Aunque tenga más de cosmético que de efectivo, ahora de hecho es requisito para cada gobierno consultar con instancias de la sociedad civil a la hora de someter un plan de ajuste al Fondo, a fin de que exista algún grado de consenso respecto al grado y la profundidad de las políticas económicas a las que el país va a ser sometido. En ése sentido la presión funcionó y el Fondo tuvo que ceder.
El otro frente de presión es el de los gobiernos progresistas de la región. En los últimos años Argentina, Brasil y Venezuela han actuado de manera concertada, cooperando entre ellos para saldar la deuda pendiente con el FMI y formar una instancia alternativa de financiamiento para el desarrollo. Ello, claro está, con el fin de librar a los países del Sur de las condicionalidades extremas impuestas por las IFIs.
El primero en saldar su deuda fue Brasil, quien por el tamaño de su deuda financiaba buena parte del presupuesto del FMI a través del pago de intereses. Luego siguió Venezuela, que aprovechando su actual bonanza petrolera aprovechó para librarse de ésa deuda que llevaba a cuestas.
Argentina también quiso hacer lo propio, pero le faltaba dinero. En un gran ejemplo de solidaridad regional, Venezuela compró la deuda de Argentina. Argentina siempre va a tener que pagar el favor de vuelta, pero sin las condicionalidades de ajuste impuestas por el FMI y en condiciones mucho más favorables.
Como resultado de éstas transacciones, el FMI se encuentra en un jaque económico.
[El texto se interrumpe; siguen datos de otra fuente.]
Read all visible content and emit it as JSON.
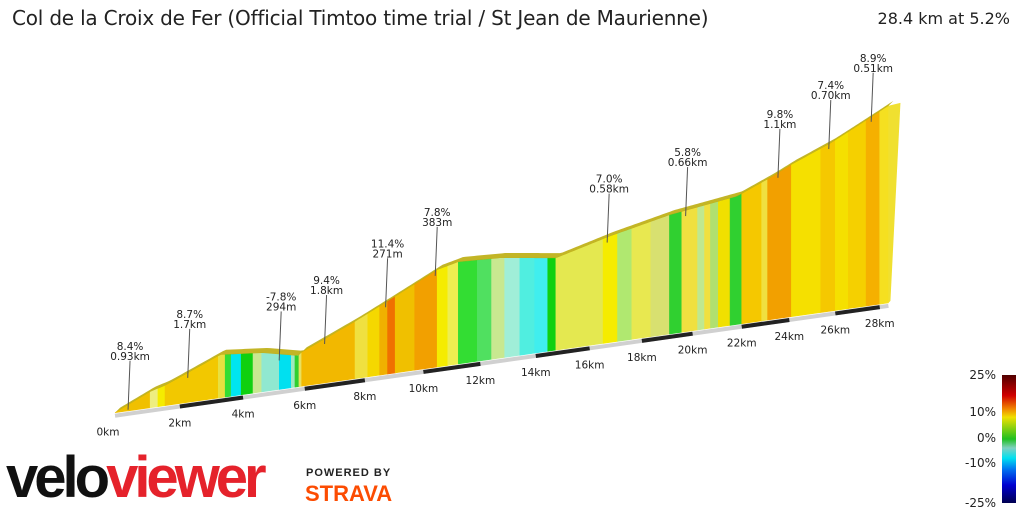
{
  "header": {
    "title": "Col de la Croix de Fer (Official Timtoo time trial / St Jean de Maurienne)",
    "summary": "28.4 km at 5.2%"
  },
  "chart_data": {
    "type": "area",
    "style": "3d-elevation-profile",
    "distance_km": 28.4,
    "avg_gradient_pct": 5.2,
    "x_ticks": [
      "0km",
      "2km",
      "4km",
      "6km",
      "8km",
      "10km",
      "12km",
      "14km",
      "16km",
      "18km",
      "20km",
      "22km",
      "24km",
      "26km",
      "28km"
    ],
    "x_tick_values": [
      0,
      2,
      4,
      6,
      8,
      10,
      12,
      14,
      16,
      18,
      20,
      22,
      24,
      26,
      28
    ],
    "elevation_gain_profile_m": [
      [
        0,
        0
      ],
      [
        1.08,
        120
      ],
      [
        1.54,
        150
      ],
      [
        3.27,
        322
      ],
      [
        4.6,
        292
      ],
      [
        5.78,
        232
      ],
      [
        5.9,
        255
      ],
      [
        7.67,
        428
      ],
      [
        10.48,
        728
      ],
      [
        11.22,
        765
      ],
      [
        12.7,
        750
      ],
      [
        14.74,
        690
      ],
      [
        16.74,
        795
      ],
      [
        19.08,
        892
      ],
      [
        21.8,
        960
      ],
      [
        23.2,
        1065
      ],
      [
        24.09,
        1140
      ],
      [
        25.8,
        1260
      ],
      [
        28.4,
        1478
      ]
    ],
    "segments": [
      {
        "from": 0,
        "to": 1.08,
        "color": "#f0c000"
      },
      {
        "from": 1.08,
        "to": 1.32,
        "color": "#eeee80"
      },
      {
        "from": 1.32,
        "to": 1.54,
        "color": "#f5ec00"
      },
      {
        "from": 1.54,
        "to": 3.21,
        "color": "#f2c800"
      },
      {
        "from": 3.21,
        "to": 3.43,
        "color": "#e8e040"
      },
      {
        "from": 3.43,
        "to": 3.62,
        "color": "#33dd33"
      },
      {
        "from": 3.62,
        "to": 3.94,
        "color": "#00e5f0"
      },
      {
        "from": 3.94,
        "to": 4.32,
        "color": "#10d010"
      },
      {
        "from": 4.32,
        "to": 4.6,
        "color": "#c8e890"
      },
      {
        "from": 4.6,
        "to": 5.17,
        "color": "#90e8d0"
      },
      {
        "from": 5.17,
        "to": 5.56,
        "color": "#00e0f0"
      },
      {
        "from": 5.56,
        "to": 5.68,
        "color": "#a0e8c0"
      },
      {
        "from": 5.68,
        "to": 5.81,
        "color": "#30d030"
      },
      {
        "from": 5.81,
        "to": 5.9,
        "color": "#e8e060"
      },
      {
        "from": 5.9,
        "to": 7.67,
        "color": "#f2b800"
      },
      {
        "from": 7.67,
        "to": 8.1,
        "color": "#f0e040"
      },
      {
        "from": 8.1,
        "to": 8.5,
        "color": "#f5d800"
      },
      {
        "from": 8.5,
        "to": 8.77,
        "color": "#f0b000"
      },
      {
        "from": 8.77,
        "to": 9.03,
        "color": "#f07000"
      },
      {
        "from": 9.03,
        "to": 9.7,
        "color": "#f0c000"
      },
      {
        "from": 9.7,
        "to": 10.48,
        "color": "#f2a000"
      },
      {
        "from": 10.48,
        "to": 10.85,
        "color": "#f5ec00"
      },
      {
        "from": 10.85,
        "to": 11.22,
        "color": "#eeee50"
      },
      {
        "from": 11.22,
        "to": 11.89,
        "color": "#33dd33"
      },
      {
        "from": 11.89,
        "to": 12.4,
        "color": "#50e060"
      },
      {
        "from": 12.4,
        "to": 12.87,
        "color": "#c8e890"
      },
      {
        "from": 12.87,
        "to": 13.42,
        "color": "#a0eed8"
      },
      {
        "from": 13.42,
        "to": 13.96,
        "color": "#50eee0"
      },
      {
        "from": 13.96,
        "to": 14.44,
        "color": "#40eeee"
      },
      {
        "from": 14.44,
        "to": 14.74,
        "color": "#10d010"
      },
      {
        "from": 14.74,
        "to": 16.51,
        "color": "#e4e850"
      },
      {
        "from": 16.51,
        "to": 17.06,
        "color": "#f5ec00"
      },
      {
        "from": 17.06,
        "to": 17.61,
        "color": "#b0e870"
      },
      {
        "from": 17.61,
        "to": 18.35,
        "color": "#e8e850"
      },
      {
        "from": 18.35,
        "to": 19.08,
        "color": "#d8e070"
      },
      {
        "from": 19.08,
        "to": 19.57,
        "color": "#30d030"
      },
      {
        "from": 19.57,
        "to": 20.2,
        "color": "#f0e040"
      },
      {
        "from": 20.2,
        "to": 20.48,
        "color": "#c0e890"
      },
      {
        "from": 20.48,
        "to": 20.72,
        "color": "#f0e040"
      },
      {
        "from": 20.72,
        "to": 21.04,
        "color": "#b0e070"
      },
      {
        "from": 21.04,
        "to": 21.52,
        "color": "#f0e000"
      },
      {
        "from": 21.52,
        "to": 22.0,
        "color": "#30d030"
      },
      {
        "from": 22.0,
        "to": 22.83,
        "color": "#f5c800"
      },
      {
        "from": 22.83,
        "to": 23.08,
        "color": "#f0e040"
      },
      {
        "from": 23.08,
        "to": 24.09,
        "color": "#f2a000"
      },
      {
        "from": 24.09,
        "to": 25.36,
        "color": "#f5e000"
      },
      {
        "from": 25.36,
        "to": 26.0,
        "color": "#f5c800"
      },
      {
        "from": 26.0,
        "to": 26.58,
        "color": "#f5e000"
      },
      {
        "from": 26.58,
        "to": 27.38,
        "color": "#f5d000"
      },
      {
        "from": 27.38,
        "to": 28.0,
        "color": "#f5b000"
      },
      {
        "from": 28.0,
        "to": 28.4,
        "color": "#f5e020"
      }
    ],
    "annotations": [
      {
        "km": 0.46,
        "gradient": "8.4%",
        "length": "0.93km"
      },
      {
        "km": 2.31,
        "gradient": "8.7%",
        "length": "1.7km"
      },
      {
        "km": 5.23,
        "gradient": "-7.8%",
        "length": "294m"
      },
      {
        "km": 6.72,
        "gradient": "9.4%",
        "length": "1.8km"
      },
      {
        "km": 8.77,
        "gradient": "11.4%",
        "length": "271m"
      },
      {
        "km": 10.48,
        "gradient": "7.8%",
        "length": "383m"
      },
      {
        "km": 16.74,
        "gradient": "7.0%",
        "length": "0.58km"
      },
      {
        "km": 19.8,
        "gradient": "5.8%",
        "length": "0.66km"
      },
      {
        "km": 23.6,
        "gradient": "9.8%",
        "length": "1.1km"
      },
      {
        "km": 25.8,
        "gradient": "7.4%",
        "length": "0.70km"
      },
      {
        "km": 27.7,
        "gradient": "8.9%",
        "length": "0.51km"
      }
    ],
    "legend": {
      "labels": [
        "25%",
        "10%",
        "0%",
        "-10%",
        "-25%"
      ],
      "colors": [
        "#500000",
        "#d00000",
        "#f08000",
        "#f0e000",
        "#20c020",
        "#80d0c0",
        "#00e0f0",
        "#0070f0",
        "#0000d0",
        "#000050"
      ]
    }
  },
  "branding": {
    "logo_velo": "velo",
    "logo_viewer": "viewer",
    "powered_by": "POWERED BY",
    "strava": "STRAVA",
    "strava_color": "#fc4c02",
    "viewer_color": "#e5222b"
  }
}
Ya no se puede financiar puramente a base de los intereses usureros que le impone a los países pobres. Tan es así, que a enero del 2007 el FMI proyectaba un déficit presupuestario de 105 millones de dólares.
Previendo la crisis económica del FMI, el pasado director Rodrigo de Rato ordenó un comité de estudio para explorar vías alternas de financiamiento para la institución. En el documento resultante, titulado el “Crockett Report”, se recomienda la creación de un fondo de dotación para generar ingresos, gestionado mediante la venta de 13.3% de sus reservas en oro. Eso significa 12.9 millones de onzas, que a precios de agosto del 2008 equivalen a unos 11 billones de dólares.
Puesto contra la pared, el Fondo hoy se encuentra bajo presión de recurrir a sus ahorros para sobrevivir en un entorno que crecientemente cuestiona la utilidad y la justicia de sus políticas.
Todo esto apunta a la posibilidad real de lograr, sin miedo y con voluntad, que las IFIs se reformulen y se reinventen en pos de un proyecto conducente al beneficio de las grandes mayorías. Iniciativas como el Banco del Sur, suscrita por Venezuela, Brasil, Argentina, Bolivia, Ecuador, Uruguay y Paraguay, ponen nerviosas a las instituciones financieras del primer mundo, y pueden doblarle la muñeca a los grandes intereses del Norte.
A ver si la próxima “reforma” la piensan mejor y le dan a los países del Sur más que un mísero 2.5% de los votos.